3 GPA-Boosting Lessons for Engaging Gen-Z Students Through Text Messaging
What colleges and universities can learn from the latest research on communicating with modern learners
Many of your students spend more time on their smartphones than they do in class or co-curricular programming.
One study found that the average member of Generation Z—adults, teens and kids born between 1997 and 2012—actively engage with their phone for four hours and fifteen minutes every single day.
Want to get that number down to zero? Good luck. A majority of Gen Z-ers say they wouldn’t give up their phone for $1 million, with 43% holding out for more than $5 million.
So, if you can’t beat them, consider joining them. Recent research from Peak Education, in partnership with Modern Campus, found that educators who embrace the digital revolution see tangible benefits.
Through its pilot texting program, Peak Education found that “open” texting—personalized, relationship-building text messages sent from academic advisors or counselors—significantly correlated with GPA increases.
And it wasn’t just among superstar students; the greatest benefits were experienced by learners identified as “high-need”, those who struggled with low GPAs during the first few months of the COVID-19 pandemic.
Discussed below are three key lessons that academic advisors and other support staff who engage with Generation Z can learn from Peak Education’s pilot study.
1. Consistency matters.
Greater GPA increases correlated with greater reply frequencies. In other words, the more students received—and responded to—text messages from their academic advisor, the more likely those learners were to boost their grades.
A single text is unlikely to give a student the resources or inspiration they need to propel classroom success. What does work is consistent messaging that builds open a student’s responses, enabling staff to better understand the student’s interests, goals and barriers to learning.
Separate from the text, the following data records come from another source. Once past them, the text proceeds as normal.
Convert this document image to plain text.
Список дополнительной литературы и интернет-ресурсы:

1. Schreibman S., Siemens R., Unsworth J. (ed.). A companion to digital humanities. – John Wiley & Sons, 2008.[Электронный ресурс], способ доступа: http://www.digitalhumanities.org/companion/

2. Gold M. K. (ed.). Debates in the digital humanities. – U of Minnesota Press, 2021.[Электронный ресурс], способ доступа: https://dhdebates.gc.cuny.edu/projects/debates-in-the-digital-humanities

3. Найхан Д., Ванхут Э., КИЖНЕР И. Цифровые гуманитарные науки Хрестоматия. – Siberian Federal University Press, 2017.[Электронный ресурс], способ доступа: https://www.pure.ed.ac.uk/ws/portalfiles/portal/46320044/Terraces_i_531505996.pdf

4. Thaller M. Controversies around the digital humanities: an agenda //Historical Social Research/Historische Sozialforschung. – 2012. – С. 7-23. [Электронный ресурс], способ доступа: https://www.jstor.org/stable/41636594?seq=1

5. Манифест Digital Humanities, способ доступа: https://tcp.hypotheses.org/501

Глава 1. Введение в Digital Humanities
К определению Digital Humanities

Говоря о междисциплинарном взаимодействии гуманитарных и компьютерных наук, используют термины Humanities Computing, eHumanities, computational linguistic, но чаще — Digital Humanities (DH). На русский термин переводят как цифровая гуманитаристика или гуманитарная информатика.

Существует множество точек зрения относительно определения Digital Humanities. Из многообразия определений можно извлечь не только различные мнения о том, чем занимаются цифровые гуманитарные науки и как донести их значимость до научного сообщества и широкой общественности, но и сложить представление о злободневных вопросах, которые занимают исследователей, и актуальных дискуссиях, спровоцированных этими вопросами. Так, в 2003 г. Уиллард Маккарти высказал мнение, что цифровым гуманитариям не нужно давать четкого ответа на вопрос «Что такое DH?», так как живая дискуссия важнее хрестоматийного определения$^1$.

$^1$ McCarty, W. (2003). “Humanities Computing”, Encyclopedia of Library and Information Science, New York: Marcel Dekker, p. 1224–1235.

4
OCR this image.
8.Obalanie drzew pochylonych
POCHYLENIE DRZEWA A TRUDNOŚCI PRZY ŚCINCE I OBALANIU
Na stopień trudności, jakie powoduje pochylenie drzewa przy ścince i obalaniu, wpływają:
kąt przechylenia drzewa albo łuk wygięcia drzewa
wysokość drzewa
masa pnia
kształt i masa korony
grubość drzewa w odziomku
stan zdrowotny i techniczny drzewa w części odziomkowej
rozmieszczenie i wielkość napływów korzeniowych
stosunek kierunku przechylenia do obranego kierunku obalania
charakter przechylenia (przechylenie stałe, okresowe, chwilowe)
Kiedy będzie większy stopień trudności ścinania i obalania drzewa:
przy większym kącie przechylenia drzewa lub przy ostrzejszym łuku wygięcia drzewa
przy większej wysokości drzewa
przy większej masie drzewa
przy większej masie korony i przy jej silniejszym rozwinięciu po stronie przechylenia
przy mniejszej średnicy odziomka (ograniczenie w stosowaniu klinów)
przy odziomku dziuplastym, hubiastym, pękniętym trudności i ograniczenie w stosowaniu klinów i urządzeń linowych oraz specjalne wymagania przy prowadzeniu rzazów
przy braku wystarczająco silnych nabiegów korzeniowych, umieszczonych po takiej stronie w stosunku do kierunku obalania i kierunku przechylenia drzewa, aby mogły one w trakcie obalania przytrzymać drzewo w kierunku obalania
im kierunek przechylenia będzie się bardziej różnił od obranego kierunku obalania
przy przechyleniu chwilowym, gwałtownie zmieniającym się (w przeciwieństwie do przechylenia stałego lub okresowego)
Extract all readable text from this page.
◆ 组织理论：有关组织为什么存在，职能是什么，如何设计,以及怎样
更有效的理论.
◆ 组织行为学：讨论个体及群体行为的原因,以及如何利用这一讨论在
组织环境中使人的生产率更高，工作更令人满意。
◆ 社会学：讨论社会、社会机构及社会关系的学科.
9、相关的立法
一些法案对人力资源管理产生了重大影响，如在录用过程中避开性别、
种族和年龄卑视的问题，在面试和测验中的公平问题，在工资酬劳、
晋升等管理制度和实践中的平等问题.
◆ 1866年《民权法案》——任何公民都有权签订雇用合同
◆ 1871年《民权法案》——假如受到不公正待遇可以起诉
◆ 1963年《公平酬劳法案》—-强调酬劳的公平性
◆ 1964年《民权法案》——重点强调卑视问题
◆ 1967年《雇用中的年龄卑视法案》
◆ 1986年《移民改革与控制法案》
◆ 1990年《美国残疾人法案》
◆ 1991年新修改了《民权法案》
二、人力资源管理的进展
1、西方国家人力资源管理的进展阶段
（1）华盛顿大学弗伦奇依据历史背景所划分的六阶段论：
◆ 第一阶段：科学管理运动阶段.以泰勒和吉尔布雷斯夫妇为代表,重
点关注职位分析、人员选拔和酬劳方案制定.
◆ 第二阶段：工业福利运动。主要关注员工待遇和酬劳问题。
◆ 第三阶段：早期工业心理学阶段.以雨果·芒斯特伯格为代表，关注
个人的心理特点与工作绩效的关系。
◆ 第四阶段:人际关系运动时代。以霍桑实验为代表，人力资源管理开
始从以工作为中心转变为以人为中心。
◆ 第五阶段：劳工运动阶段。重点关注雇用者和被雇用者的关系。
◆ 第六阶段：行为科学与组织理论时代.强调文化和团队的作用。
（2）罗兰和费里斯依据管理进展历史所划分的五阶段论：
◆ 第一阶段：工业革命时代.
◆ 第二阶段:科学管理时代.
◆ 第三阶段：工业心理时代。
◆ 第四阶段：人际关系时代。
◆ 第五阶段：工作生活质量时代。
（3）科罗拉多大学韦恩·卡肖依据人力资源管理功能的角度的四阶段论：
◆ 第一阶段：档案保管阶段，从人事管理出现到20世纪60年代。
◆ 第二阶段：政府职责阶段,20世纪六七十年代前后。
Being persistent pays off. By messaging a student at a consistent candace—nudging, not nagging—during various stages of their education journey, you can pinpoint what content matters most to them and tailor your messaging. Conversational AI can especially help with this, enabling educators and administrators to personalize texting at scale.
2. Personalization is key.
Everyone prefers to consume content and interact with messaging that feels like it was written just for them. That’s always been true.
But Generation Z has especially limited tolerance for impersonal communication. From the time most Gen Z-ers were adolescents, Netflix, Amazon, Instagram and other giants of the digital industry have taught them to expect hyper-personalized delivery—and only that. It’s no surprise, then, that the vast majority of Gen Z-ers believe websites will know what they’re looking for before they tell it.
They most certainly expect the same from their colleges or universities. Academic advisors who don’t deliver on personalization will struggle to build relationships through texting—and thus, lessen the likelihood that students will feel a strong affinity for their college or university.
3. Texting can build strong relationships between students and staff.
When staff and faculty put in the work to engage learners one-to-one, students value the resulting relationships far beyond transactional assistance. A 2018 poll of Elon University graduates found that the likelihood of an alumnus saying their college experience was "worth it” increased as their number of strong relationships with faculty and staff increased.
Equally notable is that students rarely cultivate these relationships intentionally. In the Elon study, 85% of students with a staff or faculty mentor say the relationship “developed on its own,” perhaps indicating that staff took the first steps.
Lauren Taylor, Director of Programs and Systems at Peak Education, integrated relationship-building techniques throughout the pilot texting program. As noted in the report:
“The Peak Ed leadership believed that, if they could build an “open messaging’ (consistent, positive and reciprocal messaging) approach, as opposed to a ‘transactional messaging’ (inconsistent, telling, non-responsive messaging) approach, it could improve student confidence and create an environment for students to connect with their academics in a new way.”
As summarized by the Open Messaging Student Path that guided Peak Ed’s approach (below), they sought to build students’ trust by starting a dialogue, introducing resources, capturing attention and offering support. Just as face-to-face communication drives relationships through mutual prompts and responses, so too can texting.